An acute-angled isosceles triangular prism stands on a rough horizontal plane, and one of its side faces is subjected to increasing uniform normal pressure. Shew that equilibrium will be broken by sliding or tumbling as the angle of friction is less or greater than the vertical angle of the prism, supposed less than \(60^\circ\).
Solve the equations \begin{align*} x + y + z &= 5 \\ x^2 + y^2 + z^2 &= 13\frac{1}{2} \\ x^3 + y^3 + z^3 &= 44. \end{align*}
Obtain the tangential equation of the conic given by the general equation \[ ax^2+2hxy+by^2+2gx+2fy+c=0. \] Define conjugate points and conjugate lines with regard to a conic, and obtain the condition (1) that two points be conjugate, (2) that two lines be conjugate. Through two given points \(P\) and \(Q\) pairs of conjugate lines are drawn; prove that the locus of their point of intersection is a conic through \(P\) and \(Q\). Discuss the case when \(P\) and \(Q\) are conjugate points.
Three rigid plates \(A, B, C\) are moving in any manner in one plane; prove that the instantaneous centres of the motion of \(A\) with reference to \(B\), and of \(B\) with reference to \(C\), and of \(C\) with reference to \(A\) are in one straight line. Find the instantaneous centre of the motion of the crank of an engine with reference to the piston.
Shew that if the cubic equation derived by clearing of fractions the equation \[\frac{a}{x+a} + \frac{b}{x+b} = \frac{c}{x+c} + \frac{d}{x+d}\] has a pair of equal roots, then either one of the numbers \(a, b\) is equal to one of the numbers \(c, d\) or \[\frac{1}{a} + \frac{1}{b} = \frac{1}{c} + \frac{1}{d}.\]
Determine the stresses in the given frame under the loads as shewn. [A diagram of a roof truss is provided. It consists of an isosceles triangle with base horizontal, apex angle \(60^\circ\). The two equal sides are bisected, and these bisection points are connected by a horizontal member. The bisection points are also connected to the opposite base vertices. A load of \(10\text{cwt\) is applied at the apex. A load of \(5\text{cwt}\) is applied at the left bisection point. A load of \(10\text{cwt}\) is applied at the right bisection point. The truss is supported at the two base vertices. The left support is on rollers on a surface inclined at \(30^\circ\) to the horizontal, with the support force normal to this surface. The right support is a fixed hinge.]} Distinguish between the members in compression and in tension.

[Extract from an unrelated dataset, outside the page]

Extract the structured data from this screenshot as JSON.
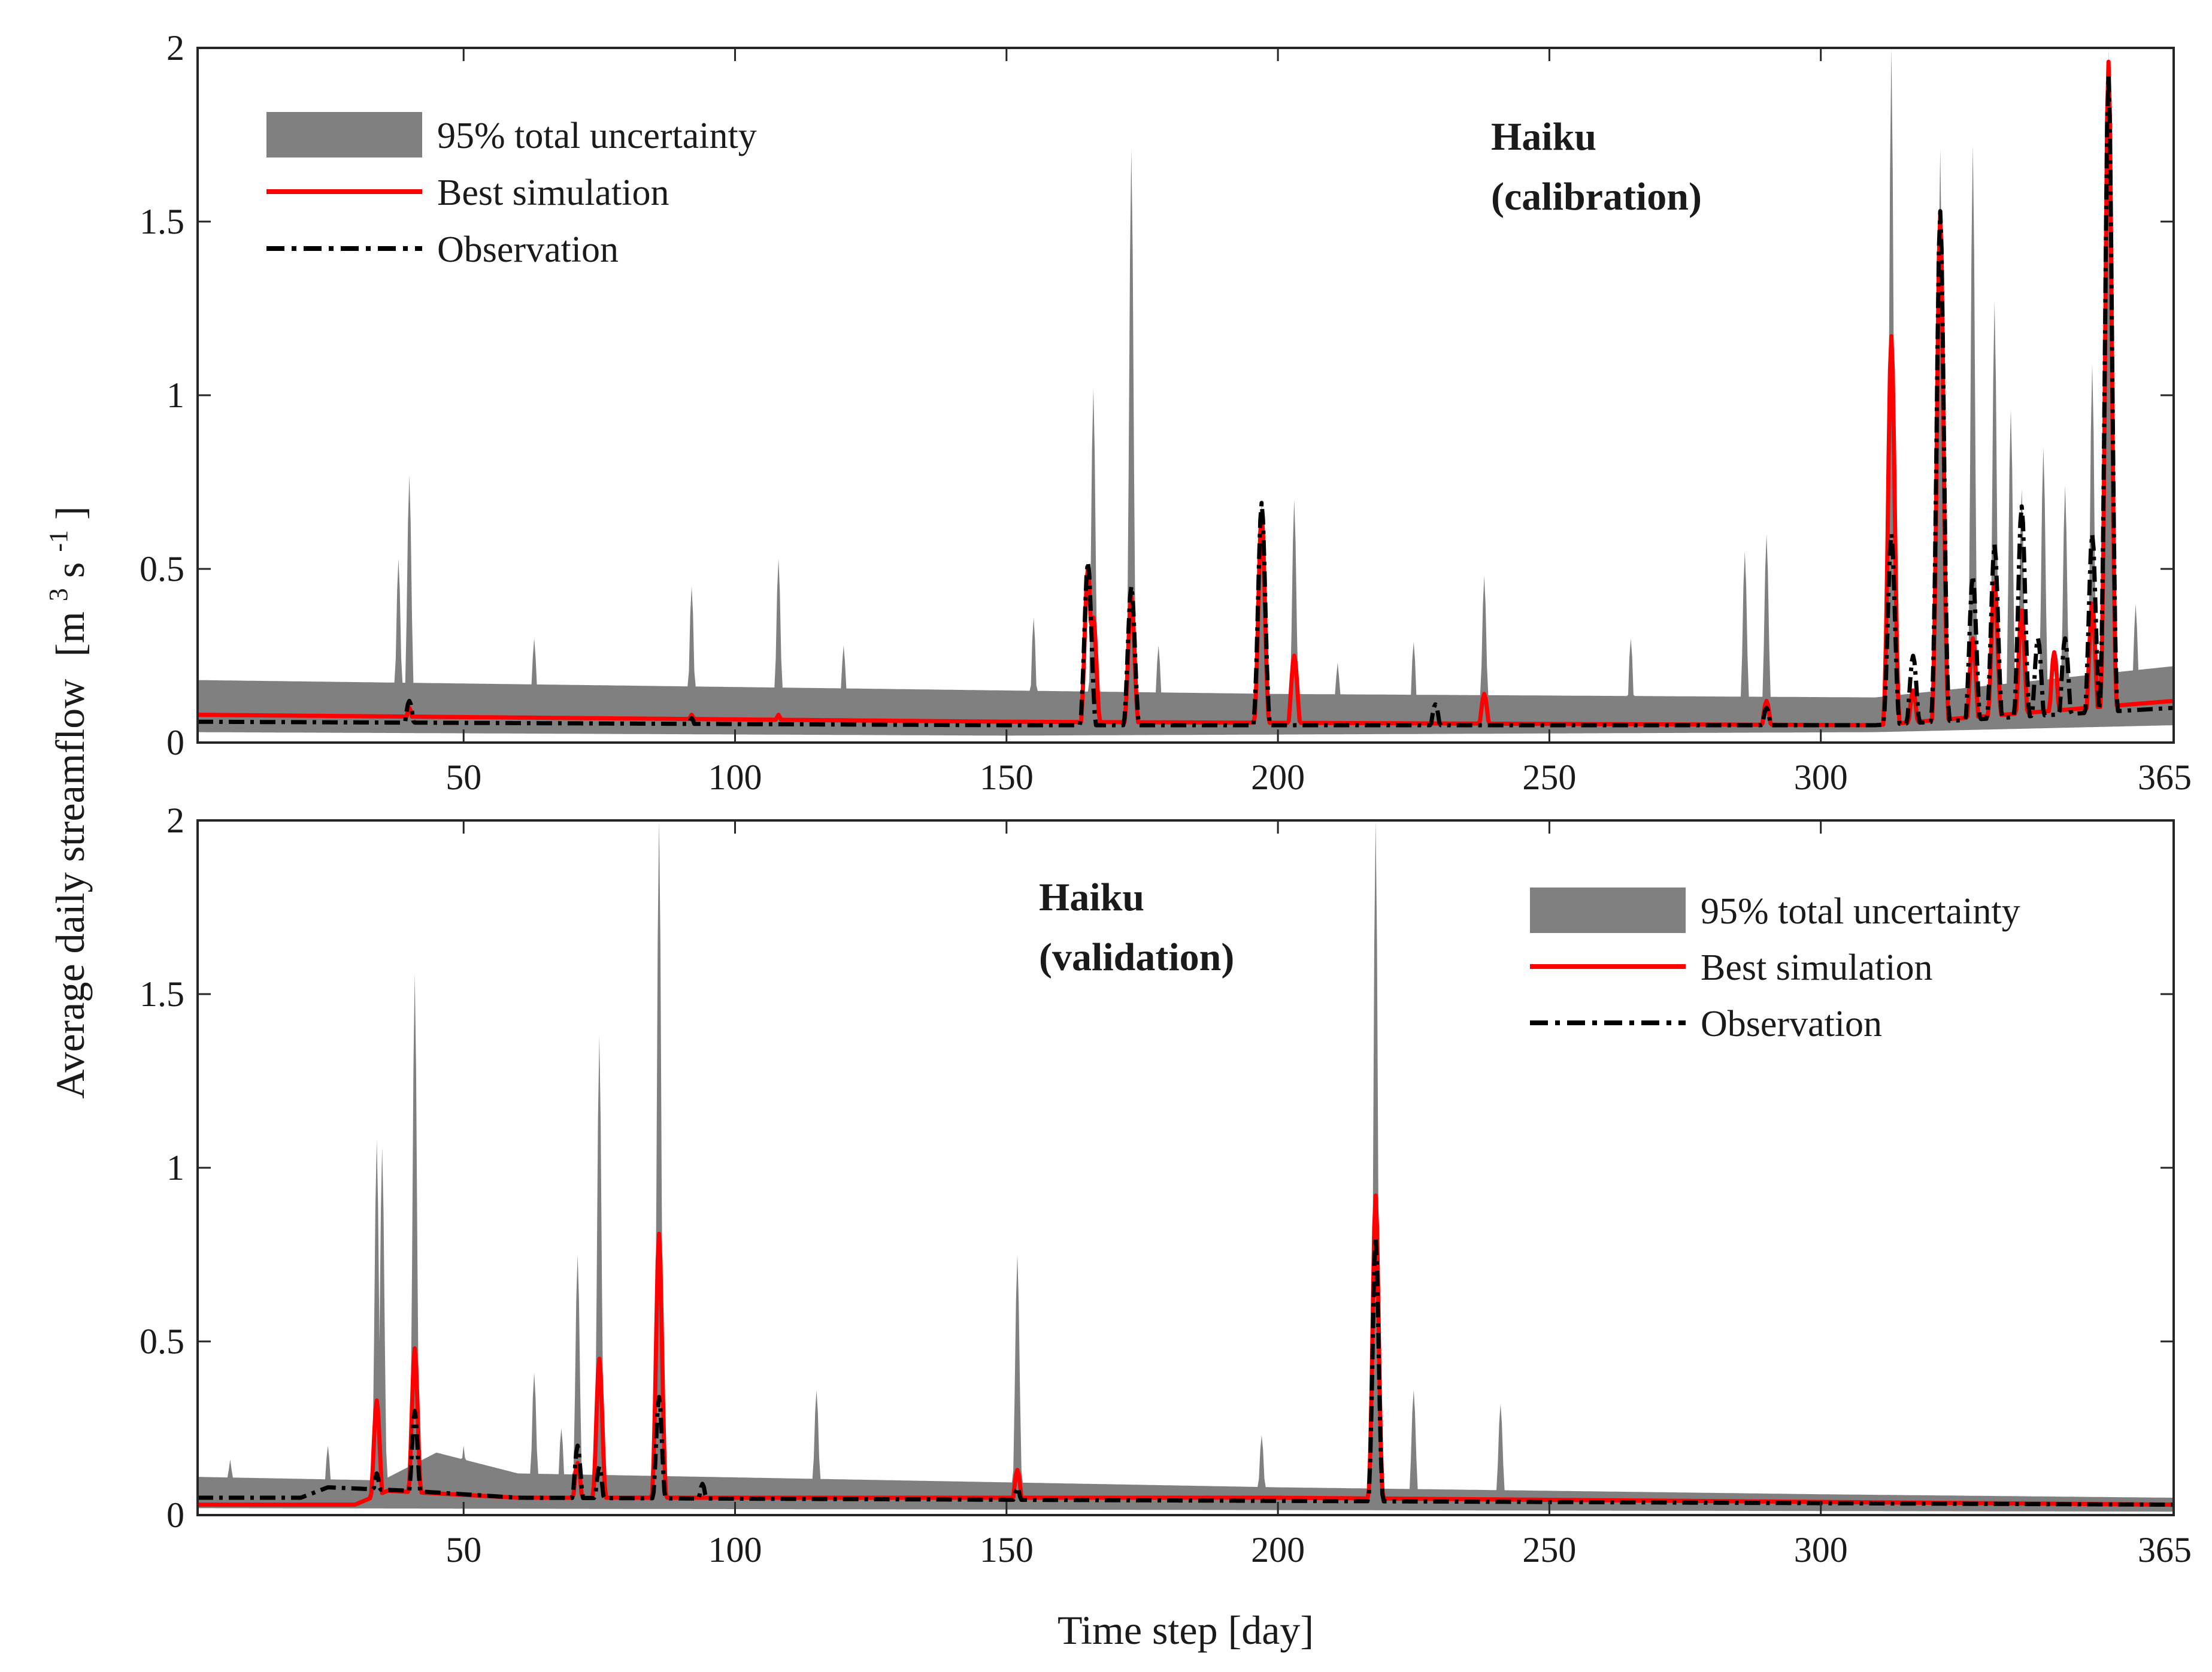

Having given that \[ \frac{x^2-yz}{a} = \frac{y^2-zx}{b} = \frac{z^2-xy}{c}, \] prove that \[ \frac{a^2-bc}{x} = \frac{b^2-ca}{y} = \frac{c^2-ab}{z}; \] and shew that the product of one of the first three expressions and one of the last three is \[ (a+b+c)(x+y+z). \]
The cartesian coordinates of a point on a curve are given functions of a parameter: determine the equations of the tangent and normal at any point of the curve. The coordinates of any point on a three cusped hypocycloid may be written as \[ x=a(2\cos\theta - \cos 2\theta), \quad y=a(2\sin\theta+\sin 2\theta). \] Prove that any tangent to the curve cuts the curve again in two points at the constant distance \(4a\) apart and that the tangents at these points intersect at right angles on the circle through the vertices of the curve.
A carriage is moving in a straight line with velocity \(v\) and acceleration \(f\); find the magnitude and direction of the acceleration of any given point on the rim of one of the wheels of radius \(a\).
Find the approximate increment in the radius of the circumscribed circle of a triangle \(ABC\) when the side \(a\) receives a small increment \(x\), the other sides remaining unaltered; and deduce that, if the three sides receive small increments \(x, y, z\), then the increment in the radius is approximately \[\frac{1}{2}\cot A \cot B \cot C (x \sec A + y \sec B + z \sec C).\]